I agree wholeheartedly with Will Alsop (AJ 5.7.01).Why anybody would want to pursue a career in architecture in this country is beyond me. The profession is rife with mediocrity, hypocrisy and confusion. Architects spend time and energy fine-tuning their design skills only to have anything they do diluted to an almost indistinguishable level.
Many planners, committee members and Lottery 'pundits' have a problem identifying with anything other than 'traditional' values. Their 'recommendations' and 'advice' discourage inspiring architecture. 'Lions being led by donkeys' is, I think, the old quote.
You only have to show a 'lay' person a copy of The Architectural Review or the AJ to see their eyes open a little wider with the realisation that possibilities are available. Let us amaze, let us excite, let us inspire - if only they would let us.
Does the AJ have no morals?
You have been told in no uncertain terms about the readers' refusal to accept blatant images of sexuality and eroticism that have adorned your pages - and what is your reaction?

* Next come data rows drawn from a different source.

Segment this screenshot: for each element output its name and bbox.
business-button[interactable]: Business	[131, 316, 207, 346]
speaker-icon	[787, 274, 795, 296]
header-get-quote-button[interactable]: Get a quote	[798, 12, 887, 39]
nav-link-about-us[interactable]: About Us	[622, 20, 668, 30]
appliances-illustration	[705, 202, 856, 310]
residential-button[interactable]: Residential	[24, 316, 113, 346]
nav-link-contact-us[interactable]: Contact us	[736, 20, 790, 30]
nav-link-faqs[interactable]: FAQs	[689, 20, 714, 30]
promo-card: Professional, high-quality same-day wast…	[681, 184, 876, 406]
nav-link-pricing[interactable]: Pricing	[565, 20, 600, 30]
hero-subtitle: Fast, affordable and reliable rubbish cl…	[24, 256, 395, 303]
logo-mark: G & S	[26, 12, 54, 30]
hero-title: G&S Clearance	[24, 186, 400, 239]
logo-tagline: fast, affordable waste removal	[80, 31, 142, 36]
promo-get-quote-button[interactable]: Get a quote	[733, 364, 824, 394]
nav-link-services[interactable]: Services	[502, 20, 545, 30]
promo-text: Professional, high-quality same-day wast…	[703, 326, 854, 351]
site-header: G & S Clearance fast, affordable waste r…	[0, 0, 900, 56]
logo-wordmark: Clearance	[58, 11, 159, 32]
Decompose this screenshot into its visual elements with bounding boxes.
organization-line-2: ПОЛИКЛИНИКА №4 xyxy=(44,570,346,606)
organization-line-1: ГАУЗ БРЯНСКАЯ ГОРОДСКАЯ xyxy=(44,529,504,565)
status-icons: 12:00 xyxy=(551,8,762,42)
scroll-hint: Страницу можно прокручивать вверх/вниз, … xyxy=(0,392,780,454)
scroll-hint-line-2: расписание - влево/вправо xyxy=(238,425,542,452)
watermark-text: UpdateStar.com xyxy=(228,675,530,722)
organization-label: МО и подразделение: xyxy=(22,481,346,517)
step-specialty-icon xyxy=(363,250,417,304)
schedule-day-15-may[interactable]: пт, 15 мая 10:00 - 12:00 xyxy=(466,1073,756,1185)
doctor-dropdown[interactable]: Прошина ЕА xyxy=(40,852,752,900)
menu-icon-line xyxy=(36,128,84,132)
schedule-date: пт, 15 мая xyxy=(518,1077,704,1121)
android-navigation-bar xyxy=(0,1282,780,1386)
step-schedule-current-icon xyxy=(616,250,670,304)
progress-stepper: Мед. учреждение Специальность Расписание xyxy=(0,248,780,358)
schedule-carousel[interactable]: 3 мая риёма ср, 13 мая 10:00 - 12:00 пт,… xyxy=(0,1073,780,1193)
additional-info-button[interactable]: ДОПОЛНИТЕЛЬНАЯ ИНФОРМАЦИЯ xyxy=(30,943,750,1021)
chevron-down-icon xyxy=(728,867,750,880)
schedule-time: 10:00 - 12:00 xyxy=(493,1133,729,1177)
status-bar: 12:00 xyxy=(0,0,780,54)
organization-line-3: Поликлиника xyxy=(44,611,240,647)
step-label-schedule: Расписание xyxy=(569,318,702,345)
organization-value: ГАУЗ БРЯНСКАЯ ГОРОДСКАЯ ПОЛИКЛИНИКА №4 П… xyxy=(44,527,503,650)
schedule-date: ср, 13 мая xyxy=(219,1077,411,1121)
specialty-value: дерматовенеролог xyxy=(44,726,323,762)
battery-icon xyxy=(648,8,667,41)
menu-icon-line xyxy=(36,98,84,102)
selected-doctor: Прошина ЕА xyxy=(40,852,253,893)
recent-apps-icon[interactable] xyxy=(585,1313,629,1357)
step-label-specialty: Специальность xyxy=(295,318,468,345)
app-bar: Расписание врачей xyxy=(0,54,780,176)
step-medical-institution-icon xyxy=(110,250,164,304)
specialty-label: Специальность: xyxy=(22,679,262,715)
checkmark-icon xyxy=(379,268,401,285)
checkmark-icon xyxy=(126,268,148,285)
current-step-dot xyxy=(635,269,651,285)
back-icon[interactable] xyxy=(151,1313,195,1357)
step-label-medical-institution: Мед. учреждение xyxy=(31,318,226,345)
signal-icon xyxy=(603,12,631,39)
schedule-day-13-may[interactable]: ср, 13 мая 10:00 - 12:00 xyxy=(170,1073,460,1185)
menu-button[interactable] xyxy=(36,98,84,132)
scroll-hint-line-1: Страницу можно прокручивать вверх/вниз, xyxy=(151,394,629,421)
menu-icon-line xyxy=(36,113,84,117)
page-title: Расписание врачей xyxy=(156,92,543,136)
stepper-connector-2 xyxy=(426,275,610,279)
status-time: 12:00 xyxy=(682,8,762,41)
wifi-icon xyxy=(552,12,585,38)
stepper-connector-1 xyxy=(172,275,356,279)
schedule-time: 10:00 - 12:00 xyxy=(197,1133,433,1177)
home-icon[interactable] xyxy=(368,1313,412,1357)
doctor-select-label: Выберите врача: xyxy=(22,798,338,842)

You now employ a more devious and underhanded approach of inferred and subconscious imagery obviously designed to titillate and arouse readers and trick them into believing it is the architectural discourse and imagery that is the cause.
You only have to look at the front cover of the 5 July edition to see two enormous phallic objects entering a female-like orifice in the fashion of a double header. I hoped it would stop there, but I only had to turn to page three to witness a so-called 'monumental land drawing' in the fashion of a double-headed rubber appendage that can be used for the gratification of women of an alternative nature.
This and the 'flaccid' plan view and 'erectile' sectional view of the National Space Centre caused me concern for the future of a once great publication.
Root out these pernicious infiltrators and get back to the real work of flat-roofed extensions, listed demolitions and traditional house building.